Pi estimate 3.1415926535898766 error is -0.0000000000000835
Time to compute mypi is 0.004875 sec.
CPU pi is 3.1415926535897643  error is 0.0000000000000289
Time to compute CPU pi is 0.016786 sec.

What is interesting in this case is that the computation on the GPU is faster than on the CPU on a relatively small workload.
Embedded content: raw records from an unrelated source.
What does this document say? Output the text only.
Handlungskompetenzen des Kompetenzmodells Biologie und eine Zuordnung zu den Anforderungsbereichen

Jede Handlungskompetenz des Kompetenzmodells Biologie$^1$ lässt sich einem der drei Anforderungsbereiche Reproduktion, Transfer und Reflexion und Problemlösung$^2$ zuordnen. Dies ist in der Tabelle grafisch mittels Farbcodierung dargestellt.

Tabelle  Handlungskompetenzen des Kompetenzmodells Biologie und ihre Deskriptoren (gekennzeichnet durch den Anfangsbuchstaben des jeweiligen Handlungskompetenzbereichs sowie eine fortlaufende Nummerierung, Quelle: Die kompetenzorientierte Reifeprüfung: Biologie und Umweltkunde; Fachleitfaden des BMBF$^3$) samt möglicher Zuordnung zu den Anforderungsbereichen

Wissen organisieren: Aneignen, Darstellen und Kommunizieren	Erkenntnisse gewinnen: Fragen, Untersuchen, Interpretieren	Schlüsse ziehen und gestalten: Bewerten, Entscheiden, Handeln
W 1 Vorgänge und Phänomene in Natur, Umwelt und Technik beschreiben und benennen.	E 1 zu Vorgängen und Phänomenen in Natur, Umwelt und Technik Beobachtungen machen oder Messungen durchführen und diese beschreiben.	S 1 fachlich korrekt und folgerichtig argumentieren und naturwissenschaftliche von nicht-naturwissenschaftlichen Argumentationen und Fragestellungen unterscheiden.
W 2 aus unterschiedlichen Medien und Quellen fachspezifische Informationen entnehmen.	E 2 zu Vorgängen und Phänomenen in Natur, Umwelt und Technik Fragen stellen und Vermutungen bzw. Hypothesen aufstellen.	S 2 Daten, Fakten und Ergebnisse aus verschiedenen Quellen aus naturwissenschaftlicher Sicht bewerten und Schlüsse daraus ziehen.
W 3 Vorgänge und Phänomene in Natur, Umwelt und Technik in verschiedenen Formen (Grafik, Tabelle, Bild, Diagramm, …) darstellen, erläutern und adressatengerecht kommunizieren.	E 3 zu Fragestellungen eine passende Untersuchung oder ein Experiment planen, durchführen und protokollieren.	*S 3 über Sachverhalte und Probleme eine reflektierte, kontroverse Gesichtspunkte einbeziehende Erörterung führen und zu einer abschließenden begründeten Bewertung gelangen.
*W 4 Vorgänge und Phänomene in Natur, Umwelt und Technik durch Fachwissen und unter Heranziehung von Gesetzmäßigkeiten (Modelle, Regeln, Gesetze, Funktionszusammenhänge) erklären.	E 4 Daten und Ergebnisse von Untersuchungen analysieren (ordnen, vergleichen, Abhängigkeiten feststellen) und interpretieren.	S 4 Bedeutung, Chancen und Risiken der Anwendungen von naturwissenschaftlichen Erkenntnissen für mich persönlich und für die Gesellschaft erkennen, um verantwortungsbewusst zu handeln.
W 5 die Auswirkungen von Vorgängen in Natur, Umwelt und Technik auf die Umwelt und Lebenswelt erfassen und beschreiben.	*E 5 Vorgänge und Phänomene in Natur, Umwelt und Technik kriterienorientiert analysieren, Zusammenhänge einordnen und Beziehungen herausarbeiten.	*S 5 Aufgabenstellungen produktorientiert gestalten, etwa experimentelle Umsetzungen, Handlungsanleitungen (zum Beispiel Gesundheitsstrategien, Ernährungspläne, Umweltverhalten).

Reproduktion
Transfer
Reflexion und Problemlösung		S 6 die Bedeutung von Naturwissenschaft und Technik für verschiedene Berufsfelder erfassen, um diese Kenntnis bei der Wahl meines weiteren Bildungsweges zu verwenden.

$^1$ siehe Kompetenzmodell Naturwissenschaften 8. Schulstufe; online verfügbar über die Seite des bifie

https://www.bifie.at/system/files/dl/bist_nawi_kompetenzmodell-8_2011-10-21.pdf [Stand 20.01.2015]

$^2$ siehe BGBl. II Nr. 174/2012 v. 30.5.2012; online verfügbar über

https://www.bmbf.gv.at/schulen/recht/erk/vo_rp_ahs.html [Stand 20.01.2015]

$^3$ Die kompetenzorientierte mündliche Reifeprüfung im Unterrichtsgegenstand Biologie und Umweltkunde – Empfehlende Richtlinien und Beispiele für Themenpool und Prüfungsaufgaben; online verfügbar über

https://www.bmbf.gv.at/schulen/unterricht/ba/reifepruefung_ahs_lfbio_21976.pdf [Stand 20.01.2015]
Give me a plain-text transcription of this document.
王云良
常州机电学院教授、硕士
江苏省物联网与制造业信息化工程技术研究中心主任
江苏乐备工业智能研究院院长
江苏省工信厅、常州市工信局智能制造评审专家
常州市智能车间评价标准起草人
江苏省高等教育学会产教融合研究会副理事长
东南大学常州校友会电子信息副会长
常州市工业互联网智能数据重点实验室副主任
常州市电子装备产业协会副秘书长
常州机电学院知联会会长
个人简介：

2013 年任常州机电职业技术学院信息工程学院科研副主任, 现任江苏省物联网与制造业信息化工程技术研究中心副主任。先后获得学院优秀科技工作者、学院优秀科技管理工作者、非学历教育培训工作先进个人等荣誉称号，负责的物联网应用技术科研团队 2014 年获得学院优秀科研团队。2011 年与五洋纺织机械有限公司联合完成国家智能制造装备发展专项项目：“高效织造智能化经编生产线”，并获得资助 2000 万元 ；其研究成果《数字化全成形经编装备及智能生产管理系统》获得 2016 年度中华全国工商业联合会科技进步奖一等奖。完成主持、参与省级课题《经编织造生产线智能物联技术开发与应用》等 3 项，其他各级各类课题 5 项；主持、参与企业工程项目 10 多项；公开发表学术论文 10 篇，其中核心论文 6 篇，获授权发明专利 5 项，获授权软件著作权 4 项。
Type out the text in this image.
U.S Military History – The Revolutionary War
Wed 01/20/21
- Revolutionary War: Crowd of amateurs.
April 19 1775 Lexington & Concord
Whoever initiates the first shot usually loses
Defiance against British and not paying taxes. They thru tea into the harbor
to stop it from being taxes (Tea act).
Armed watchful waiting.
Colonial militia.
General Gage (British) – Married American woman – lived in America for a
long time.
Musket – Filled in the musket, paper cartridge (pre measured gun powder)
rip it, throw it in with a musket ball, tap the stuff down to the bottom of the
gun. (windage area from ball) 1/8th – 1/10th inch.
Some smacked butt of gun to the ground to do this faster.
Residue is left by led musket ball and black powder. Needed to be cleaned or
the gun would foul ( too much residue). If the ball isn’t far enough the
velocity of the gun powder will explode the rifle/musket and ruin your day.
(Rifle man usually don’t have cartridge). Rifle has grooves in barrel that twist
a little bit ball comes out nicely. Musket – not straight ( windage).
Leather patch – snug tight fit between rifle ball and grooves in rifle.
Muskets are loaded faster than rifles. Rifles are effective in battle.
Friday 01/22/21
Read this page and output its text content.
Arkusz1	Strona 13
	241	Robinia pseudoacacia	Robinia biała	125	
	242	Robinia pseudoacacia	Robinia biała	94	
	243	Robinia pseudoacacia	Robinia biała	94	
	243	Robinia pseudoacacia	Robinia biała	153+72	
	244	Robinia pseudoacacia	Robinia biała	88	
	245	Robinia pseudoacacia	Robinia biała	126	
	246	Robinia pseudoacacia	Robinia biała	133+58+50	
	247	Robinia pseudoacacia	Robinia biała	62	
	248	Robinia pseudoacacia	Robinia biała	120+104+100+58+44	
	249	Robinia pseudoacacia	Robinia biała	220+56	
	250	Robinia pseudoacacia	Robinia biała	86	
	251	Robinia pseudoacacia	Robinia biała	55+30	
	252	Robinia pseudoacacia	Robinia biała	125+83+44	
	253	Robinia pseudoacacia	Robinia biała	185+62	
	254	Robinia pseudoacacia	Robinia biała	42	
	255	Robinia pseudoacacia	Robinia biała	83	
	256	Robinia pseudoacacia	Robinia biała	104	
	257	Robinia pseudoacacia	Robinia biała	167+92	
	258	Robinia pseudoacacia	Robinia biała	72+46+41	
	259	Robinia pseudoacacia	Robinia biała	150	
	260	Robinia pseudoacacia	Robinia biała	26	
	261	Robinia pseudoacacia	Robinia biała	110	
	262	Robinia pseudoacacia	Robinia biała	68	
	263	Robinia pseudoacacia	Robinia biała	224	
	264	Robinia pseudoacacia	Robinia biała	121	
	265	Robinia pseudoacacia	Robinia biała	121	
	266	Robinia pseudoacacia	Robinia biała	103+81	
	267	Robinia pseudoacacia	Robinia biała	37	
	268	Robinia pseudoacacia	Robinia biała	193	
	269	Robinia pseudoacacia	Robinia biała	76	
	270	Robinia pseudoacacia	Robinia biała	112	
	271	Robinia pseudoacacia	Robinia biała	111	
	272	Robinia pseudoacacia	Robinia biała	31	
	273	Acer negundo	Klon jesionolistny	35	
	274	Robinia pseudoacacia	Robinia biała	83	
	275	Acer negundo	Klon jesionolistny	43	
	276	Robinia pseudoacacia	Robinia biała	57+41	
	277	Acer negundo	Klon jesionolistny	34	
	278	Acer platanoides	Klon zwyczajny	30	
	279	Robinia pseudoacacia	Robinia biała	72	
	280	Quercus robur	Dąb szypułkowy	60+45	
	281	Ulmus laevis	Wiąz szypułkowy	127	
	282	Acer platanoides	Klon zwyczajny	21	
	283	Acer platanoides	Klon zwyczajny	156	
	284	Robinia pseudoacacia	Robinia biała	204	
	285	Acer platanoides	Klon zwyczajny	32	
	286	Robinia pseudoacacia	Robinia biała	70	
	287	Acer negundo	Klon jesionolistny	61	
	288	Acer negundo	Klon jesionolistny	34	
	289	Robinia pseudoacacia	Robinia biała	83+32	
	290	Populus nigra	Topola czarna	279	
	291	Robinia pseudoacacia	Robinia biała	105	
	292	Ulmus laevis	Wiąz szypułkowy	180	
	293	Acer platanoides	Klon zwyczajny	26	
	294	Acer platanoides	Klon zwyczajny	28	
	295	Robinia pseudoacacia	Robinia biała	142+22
Both are considerably faster and more accurate than the Monte Carlo approximation.

The time required for the Monte Carlo approximation is lower on systems with v100 GPUs, but the integral approximation is still faster and more accurate.

On a system with a v100 and Cascade Lake 5218 (2.30GHz) - Driver Version: 460.32.03 CUDA Version: 11.2

Monte Carlo approximation

./montepi
Starting simulation with 1792 blocks, 32 threads, and 1000000 iterations
Approximated PI using 57344000000 random tests
PI ~= 3.14158569614955
Pi  error is 0.0000069574402395
Monte pi took : 0.156507 sec .

Composite Mid-Point

./pi
Pi estimate 3.1415926535898766 error is -0.0000000000000835
Time to compute mypi is 0.000984 sec.
CPU pi is 3.1415926535897643  error is 0.0000000000000289
Time to compute CPU pi is 0.035159 sec.

On login2 of Bede - AC922 - v100 with Power 9 (3.8GHz) - Driver Version: 440.95.01 CUDA Version: 10.2

Monte Carlo approximation

./montepi
Starting simulation with 1792 blocks, 32 threads, and 1000000 iterations
Approximated PI using 57344000000 random tests
PI ~= 3.14159480113002
Pi  error is -0.0000021475402292
Monte pi took : 0.165825 sec .

Composite Mid-Point

./pi
Pi estimate 3.1415926535898766 error is -0.0000000000000835
Time to compute mypi is 0.000507 sec.
CPU pi is 3.1415926535897643  error is 0.0000000000000289
Time to compute CPU pi is 0.006880 sec.

Notice that the Monte Carlo approximation can use all of the v100 CUDA cores, but the results show this modest change has little influence on accuracy - suggesting that the Monte Carlo simulation is only converging slowly.

./montepi2
Starting simulation with 5120 blocks, 32 threads, and 1000000 iterations
Approximated PI using 163840000000 random tests
PI ~= 3.14159536311035
Pi  error is -0.0000027095205586
Monte pi took : 0.400903 sec .

Increasing the number of iterations per thread by an order of magnitude yields:

./montepi2
Starting simulation with 5120 blocks, 32 threads, and 10000000 iterations
Approximated PI using 1638400000000 random tests
PI ~= 3.14159246824707
Pi  error is 0.0000001853427229
Monte pi took : 3.407919 sec .

This change appears to have improved accuracy and the cost has gone up 8.5 (rather than 10), so this may be the better approach to get a more accurate solution, but it is considerably slower than the composite mid-point rules and is really only appropriate for demonstration purposes.

Follow-up work

It would be sensible to have OpenACC and OpenMP versions of the compostite mid-point rule example to show the relative ease with which GPU parallelism can be expressed in these higher level environments. The basic loop involved in each case is trivial.